Keep a copy of your plan in your emergency supply kits and a list of important
information and contacts in your wallet. Share your plan with your family,
friends, care providers and others in your personal support network.
Caring for Animals During a Disaster
If you are like millions of animal owners nationwide, your pet is an important member of your household. Unfortunately, animals are also affected by disaster.
The likelihood that you and your animals will survive an emergency such as a fire or flood, tornado or terrorist attack depends largely on emergency planning done today. Some of the things you can do to prepare for the unexpected, such as assembling an animal emergency supply kit and developing a pet care buddy system, are the same for any emergency. Whether you decide to stay put in an emergency or evacuate to a safer location, you will need to make plans in advance for your pets.
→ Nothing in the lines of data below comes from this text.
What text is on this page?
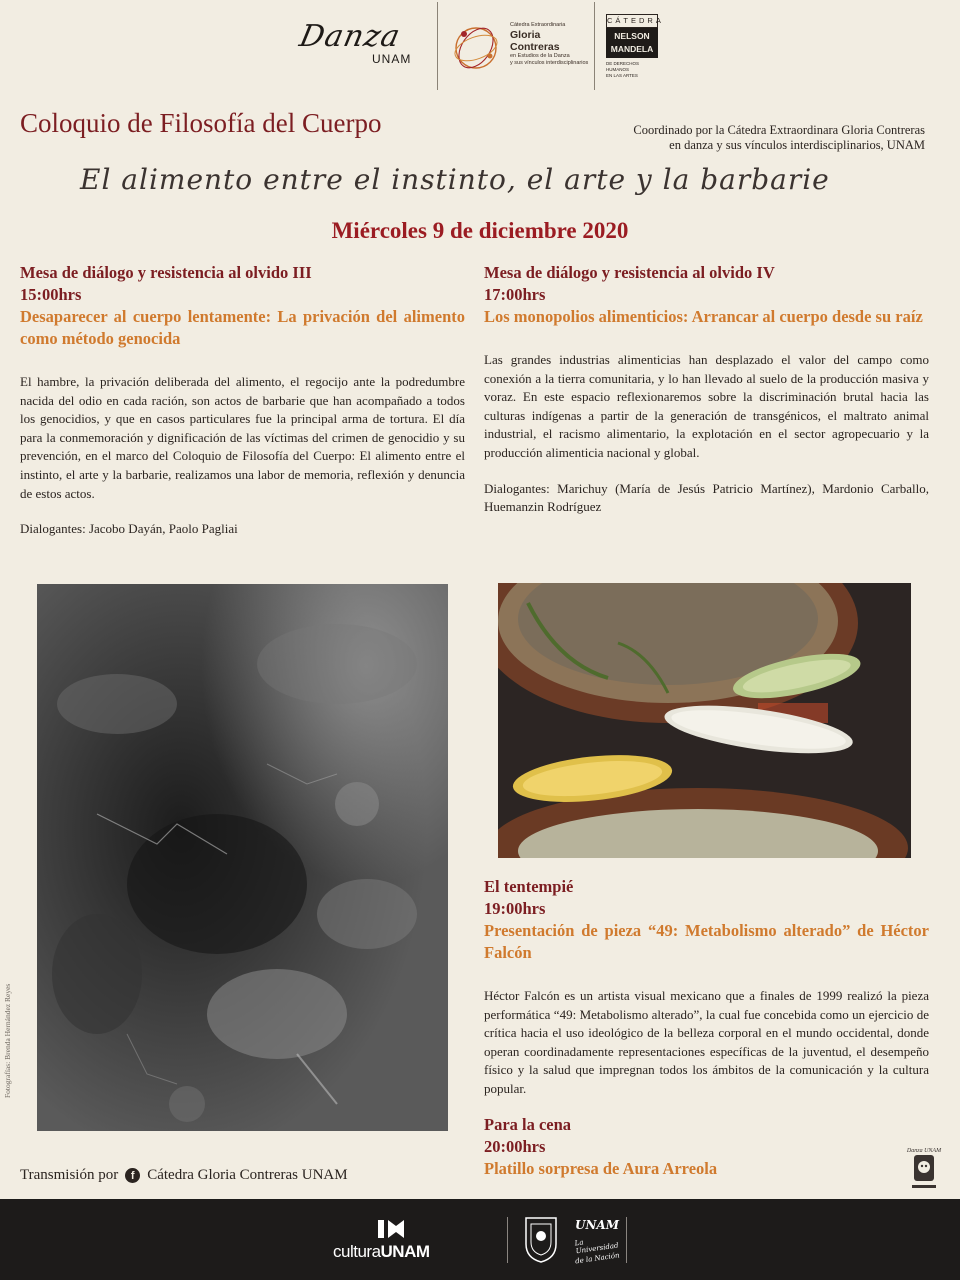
Danza
UNAM
Cátedra Extraordinaria
Gloria
Contreras
en Estudios de la Danza
y sus vínculos interdisciplinarios
CÁTEDRA
NELSON
MANDELA
DE DERECHOS HUMANOS
EN LAS ARTES
Coloquio de Filosofía del Cuerpo	Coordinado por la Cátedra Extraordinara Gloria Contreras
en danza y sus vínculos interdisciplinarios, UNAM
El alimento entre el instinto, el arte y la barbarie
Miércoles 9 de diciembre 2020
Mesa de diálogo y resistencia al olvido III
15:00hrs
Desaparecer al cuerpo lentamente: La privación del alimento como método genocida
El hambre, la privación deliberada del alimento, el regocijo ante la podredumbre nacida del odio en cada ración, son actos de barbarie que han acompañado a todos los genocidios, y que en casos particulares fue la principal arma de tortura. El día para la conmemoración y dignificación de las víctimas del crimen de genocidio y su prevención, en el marco del Coloquio de Filosofía del Cuerpo: El alimento entre el instinto, el arte y la barbarie, realizamos una labor de memoria, reflexión y denuncia de estos actos.
Dialogantes: Jacobo Dayán, Paolo Pagliai
Mesa de diálogo y resistencia al olvido IV
17:00hrs
Los monopolios alimenticios: Arrancar al cuerpo desde su raíz
Las grandes industrias alimenticias han desplazado el valor del campo como conexión a la tierra comunitaria, y lo han llevado al suelo de la producción masiva y voraz. En este espacio reflexionaremos sobre la discriminación brutal hacia las culturas indígenas a partir de la generación de transgénicos, el maltrato animal industrial, el racismo alimentario, la explotación en el sector agropecuario y la producción alimenticia nacional y global.
Dialogantes: Marichuy (María de Jesús Patricio Martínez), Mardonio Carballo, Huemanzin Rodríguez
Fotografías: Brenda Hernández Reyes
El tentempié
19:00hrs
Presentación de pieza “49: Metabolismo alterado” de Héctor Falcón
Héctor Falcón es un artista visual mexicano que a finales de 1999 realizó la pieza performática “49: Metabolismo alterado”, la cual fue concebida como un ejercicio de crítica hacia el uso ideológico de la belleza corporal en el mundo occidental, donde operan coordinadamente representaciones específicas de la juventud, el desempeño físico y la salud que impregnan todos los ámbitos de la comunicación y la cultura popular.
Para la cena
20:00hrs
Platillo sorpresa de Aura Arreola
Transmisión por	f Cátedra Gloria Contreras UNAM
Danza UNAM
culturaUNAM
UNAM
La Universidad
de la Nación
Keep in mind that what's best for you is typically what's best for your animals.
Plan for pet needs during a disaster by:
- Identifying shelter. For public health reasons, many emergency shelters cannot accept pets. Find out which motels and hotels in the area you plan to evacuate to allow pets well in advance of needing them. There are also a number of guides that list hotels/motels that permit pets and could serve as a starting point. Include your local animal shelter's number in your list of emergency numbers. They might be able to provide information concerning pets during a disaster.
- Take pet food, bottled water, medications, veterinary records, cat litter/pan, manual can opener, food dishes, first aid kit and other supplies with you in case they're not available later. Before you find yourself in an emergency situation, consider packing a "pet survival" kit which could be easily deployed if disaster hits.
- Make sure identification tags are up-to-date and securely fastened to your pet's collar. If possible, attach the address and/or phone number of your evacuation site. If your pet gets lost, his tag is his ticket home.
- Make sure you have a current photo of your pet for identification purposes.